77- Na avaliação, a Ré/Empregadora analisava um conjunto de 3 chamadas por mês atendidas pela “Trabalhador” seleccionadas aleatoriamente de entre todas as chamadas do período a que respeitava.
78- A avaliação trimestral incidia sobre a qualidade do atendimento, bem como sobre o tempo médio de atendimento por chamada, sendo atribuída pela Ré/Empregadora uma avaliação que variava entre 0% e 100%.
79- O sistema de avaliação referido em 76) a 79) pode determinar o valor hora pago aos enfermeiros comunicadores, de acordo com 6 escalões, sendo o valor hora vai subindo em cada escalão,
80- Traduzindo-se num sistema incentivo/prémio em função da avaliação, aplicável no trimestre seguinte ao da avaliação em causa,
81- Sendo que, em caso algum, o enfermeiro comunicador pode auferir valor inferior ao do 1º escalão e que corresponde ao valor inicialmente acordado com todos os enfermeiros comunicadores.
82- Por força do contrato referido em 4), a Ré/Empregadora obrigou-se a estabelecer um sistema de monotorização e de avaliação de desempenho dos níveis e qualidade do serviço por si prestado.
83- Para acompanhar o cumprimento destas obrigações, a Ré/Empregadora avalia regularmente os níveis e qualidade do serviço prestado ao utente e instituiu o sistema de avaliação referido em 77),
84- Sendo a avaliação era efectuada por um enfermeiro supervisor e incide sobre critérios pré-definidos pela Ré/Empregadora.
85- O sistema informático (CAS) regista as entradas e saídas do serviço do enfermeiro comunicador, e todas as pausas por ele realizadas,
86- E é a partir deste registo que a Ré/Empregadora apura o número de horas de serviço prestadas por cada enfermeiro comunicador para efeitos de determinação do valor devido ao mesmo.
87- Nos períodos/turnos com a duração de 8 horas e 9 horas, a “Trabalhadora” tinha direito a intervalo de 1 hora que poderia gozar numa única pausa ou em duas pausas de 30 minutos cada uma, e nos períodos/turnos de 6 horas, tinha direito a pausa de 30 minutos.
88- As pausas referidas em 87) eram consideradas períodos de trabalho para efeitos de pagamento.
89- Dependendo da quantidade de chamadas recebidas, cada enfermeiro comunicador poderia ainda ser autorizado a gozar de pausa adicional de 10 minutos, o que era decidido pelo enfermeiro supervisor.
90- O momento concreto de realização da pausa por cada enfermeiro comunicador era indicado pelo enfermeiro supervisor.
91- Se os enfermeiros comunicadores realizarem pausas de períodos superiores aos referidos em 87) e 88) esse tempo não é contabilizado para efeitos de pagamento.

3---

E decidindo:

Sendo o âmbito do recurso delimitado pelas conclusões da alegação, constatamos, face ao seu teor, que a questão que se coloca na revista é a da qualificação do contrato existente entre BB e a ré, ou seja, se estamos perante um contrato de prestação de serviço, como pretende a recorrente, ou perante um contrato de trabalho, conforme decidiu a Relação.
É jurisprudência pacífica que a caracterização da relação jurídica estabelecida entre as partes contratantes tem de ser efectuada tendo em conta a lei em vigor à data da sua constituição, vendo-se neste sentido, nomeadamente, o acórdão deste Supremo Tribunal de 15 de Abril de 2015, proferido no processo n.º 329/08.0TTCSC.L1.S1.

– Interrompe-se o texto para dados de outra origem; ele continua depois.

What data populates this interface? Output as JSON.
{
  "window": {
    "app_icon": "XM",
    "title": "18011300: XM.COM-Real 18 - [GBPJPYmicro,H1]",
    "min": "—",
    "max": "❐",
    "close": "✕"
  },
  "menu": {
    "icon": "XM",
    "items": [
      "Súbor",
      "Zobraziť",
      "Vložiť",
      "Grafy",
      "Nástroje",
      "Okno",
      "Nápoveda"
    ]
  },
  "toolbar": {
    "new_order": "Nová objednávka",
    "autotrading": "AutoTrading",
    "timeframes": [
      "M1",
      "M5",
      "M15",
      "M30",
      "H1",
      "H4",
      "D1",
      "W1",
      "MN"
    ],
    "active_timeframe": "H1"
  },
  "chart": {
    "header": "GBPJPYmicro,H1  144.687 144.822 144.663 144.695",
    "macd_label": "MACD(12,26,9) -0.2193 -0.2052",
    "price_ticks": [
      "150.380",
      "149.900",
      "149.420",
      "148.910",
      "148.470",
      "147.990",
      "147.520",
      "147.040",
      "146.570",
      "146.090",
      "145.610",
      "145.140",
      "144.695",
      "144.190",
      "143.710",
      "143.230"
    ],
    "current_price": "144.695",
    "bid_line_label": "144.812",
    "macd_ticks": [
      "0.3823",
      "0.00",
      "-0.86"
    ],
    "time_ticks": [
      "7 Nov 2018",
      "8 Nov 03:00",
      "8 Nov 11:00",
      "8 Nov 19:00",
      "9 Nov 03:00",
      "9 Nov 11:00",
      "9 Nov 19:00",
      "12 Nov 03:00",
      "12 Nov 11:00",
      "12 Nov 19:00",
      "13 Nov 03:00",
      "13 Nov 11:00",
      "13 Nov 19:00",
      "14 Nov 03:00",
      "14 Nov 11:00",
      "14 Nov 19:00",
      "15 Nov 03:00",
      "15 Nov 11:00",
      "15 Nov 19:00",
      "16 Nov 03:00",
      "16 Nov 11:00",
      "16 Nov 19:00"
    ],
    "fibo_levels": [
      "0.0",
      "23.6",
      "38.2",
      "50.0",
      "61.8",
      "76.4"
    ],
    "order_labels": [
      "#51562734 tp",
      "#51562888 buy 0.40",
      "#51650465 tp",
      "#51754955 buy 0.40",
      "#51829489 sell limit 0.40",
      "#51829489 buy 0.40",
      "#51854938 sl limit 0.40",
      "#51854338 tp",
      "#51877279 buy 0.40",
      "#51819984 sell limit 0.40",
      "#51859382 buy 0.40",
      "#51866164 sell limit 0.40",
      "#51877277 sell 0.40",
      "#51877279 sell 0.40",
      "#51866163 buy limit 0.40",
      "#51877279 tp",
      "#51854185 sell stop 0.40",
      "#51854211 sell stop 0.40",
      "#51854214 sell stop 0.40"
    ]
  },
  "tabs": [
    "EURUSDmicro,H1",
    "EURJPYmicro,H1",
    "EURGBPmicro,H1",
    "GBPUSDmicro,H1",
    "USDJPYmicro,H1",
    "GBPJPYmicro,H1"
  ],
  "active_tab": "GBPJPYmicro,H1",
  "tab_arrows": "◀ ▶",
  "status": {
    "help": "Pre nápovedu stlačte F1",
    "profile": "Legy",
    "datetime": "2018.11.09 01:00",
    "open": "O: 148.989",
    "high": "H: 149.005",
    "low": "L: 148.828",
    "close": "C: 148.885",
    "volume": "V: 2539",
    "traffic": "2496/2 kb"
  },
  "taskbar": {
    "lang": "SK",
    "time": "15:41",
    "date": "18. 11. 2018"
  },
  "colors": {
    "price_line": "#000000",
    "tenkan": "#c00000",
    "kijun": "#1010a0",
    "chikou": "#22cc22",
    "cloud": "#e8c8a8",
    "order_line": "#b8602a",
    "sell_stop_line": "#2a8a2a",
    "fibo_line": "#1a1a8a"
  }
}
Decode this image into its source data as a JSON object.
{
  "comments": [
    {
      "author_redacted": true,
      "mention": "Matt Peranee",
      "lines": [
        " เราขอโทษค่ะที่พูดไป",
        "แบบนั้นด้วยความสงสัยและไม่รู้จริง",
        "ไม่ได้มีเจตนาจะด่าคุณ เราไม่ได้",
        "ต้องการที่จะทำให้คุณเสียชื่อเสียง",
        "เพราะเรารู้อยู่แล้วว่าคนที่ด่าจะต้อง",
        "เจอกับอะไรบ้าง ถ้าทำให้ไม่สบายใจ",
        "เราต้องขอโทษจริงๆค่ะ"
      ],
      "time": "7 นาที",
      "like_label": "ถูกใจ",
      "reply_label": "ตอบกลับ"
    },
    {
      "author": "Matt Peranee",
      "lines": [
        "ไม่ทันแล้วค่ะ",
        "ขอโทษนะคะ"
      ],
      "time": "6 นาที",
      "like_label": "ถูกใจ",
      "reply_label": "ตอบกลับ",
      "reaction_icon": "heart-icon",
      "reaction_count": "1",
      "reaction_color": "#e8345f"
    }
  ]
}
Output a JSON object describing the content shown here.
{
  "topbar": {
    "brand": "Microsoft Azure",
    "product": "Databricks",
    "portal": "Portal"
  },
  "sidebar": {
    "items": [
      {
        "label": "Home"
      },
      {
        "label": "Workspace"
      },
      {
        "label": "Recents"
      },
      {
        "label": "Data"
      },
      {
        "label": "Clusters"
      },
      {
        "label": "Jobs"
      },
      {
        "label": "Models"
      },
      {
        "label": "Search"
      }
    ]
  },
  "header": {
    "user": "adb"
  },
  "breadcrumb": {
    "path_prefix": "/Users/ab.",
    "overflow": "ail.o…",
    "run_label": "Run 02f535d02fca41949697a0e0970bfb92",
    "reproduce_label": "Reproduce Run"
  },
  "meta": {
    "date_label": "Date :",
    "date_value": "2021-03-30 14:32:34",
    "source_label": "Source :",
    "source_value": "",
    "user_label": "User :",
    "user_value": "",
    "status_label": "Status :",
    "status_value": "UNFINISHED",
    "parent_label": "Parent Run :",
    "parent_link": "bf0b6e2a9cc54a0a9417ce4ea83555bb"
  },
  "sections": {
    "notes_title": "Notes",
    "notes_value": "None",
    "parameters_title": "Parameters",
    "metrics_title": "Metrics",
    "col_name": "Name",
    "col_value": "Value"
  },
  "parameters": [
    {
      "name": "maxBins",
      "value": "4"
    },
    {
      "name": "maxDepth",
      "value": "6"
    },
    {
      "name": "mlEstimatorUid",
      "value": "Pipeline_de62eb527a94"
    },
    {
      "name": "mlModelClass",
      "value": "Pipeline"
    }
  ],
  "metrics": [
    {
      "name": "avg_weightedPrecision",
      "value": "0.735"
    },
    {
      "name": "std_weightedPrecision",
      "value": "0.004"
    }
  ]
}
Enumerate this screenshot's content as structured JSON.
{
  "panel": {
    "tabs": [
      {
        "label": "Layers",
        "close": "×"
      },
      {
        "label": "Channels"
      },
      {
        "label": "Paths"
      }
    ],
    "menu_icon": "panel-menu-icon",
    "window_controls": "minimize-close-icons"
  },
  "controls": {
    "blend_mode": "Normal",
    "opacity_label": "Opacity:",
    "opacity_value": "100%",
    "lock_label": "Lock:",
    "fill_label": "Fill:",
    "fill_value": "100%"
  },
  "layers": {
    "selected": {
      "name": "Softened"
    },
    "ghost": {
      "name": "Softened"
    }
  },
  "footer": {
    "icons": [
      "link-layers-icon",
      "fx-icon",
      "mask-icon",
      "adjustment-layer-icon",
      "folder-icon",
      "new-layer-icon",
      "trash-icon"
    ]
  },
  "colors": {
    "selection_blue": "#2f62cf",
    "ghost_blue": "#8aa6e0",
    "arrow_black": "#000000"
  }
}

Assim sendo, e estando em causa uma relação contratual que se iniciou em Outubro de 2013, temos de aplicar o regime do Código do Trabalho de 2009 (a seguir designado por CT/2009), por ser o vigente naquela altura.  

Ora, o seu artigo 11º definia o contrato de trabalho como aquele pelo qual uma pessoa singular se obriga, mediante retribuição, a prestar a sua actividade a outra ou outras pessoas, no âmbito de organização e sob a autoridade destas.

Este conceito apresenta pequenas diferenças em relação ao que dispunha o artigo 1º da LCT, que definia o contrato de trabalho como sendo aquele pelo qual uma pessoa se obriga, mediante retribuição, a prestar a sua actividade intelectual ou manual a outra pessoa, sob a autoridade e direcção desta, doutrina também seguida no artigo 10º do Código do Trabalho de 2003.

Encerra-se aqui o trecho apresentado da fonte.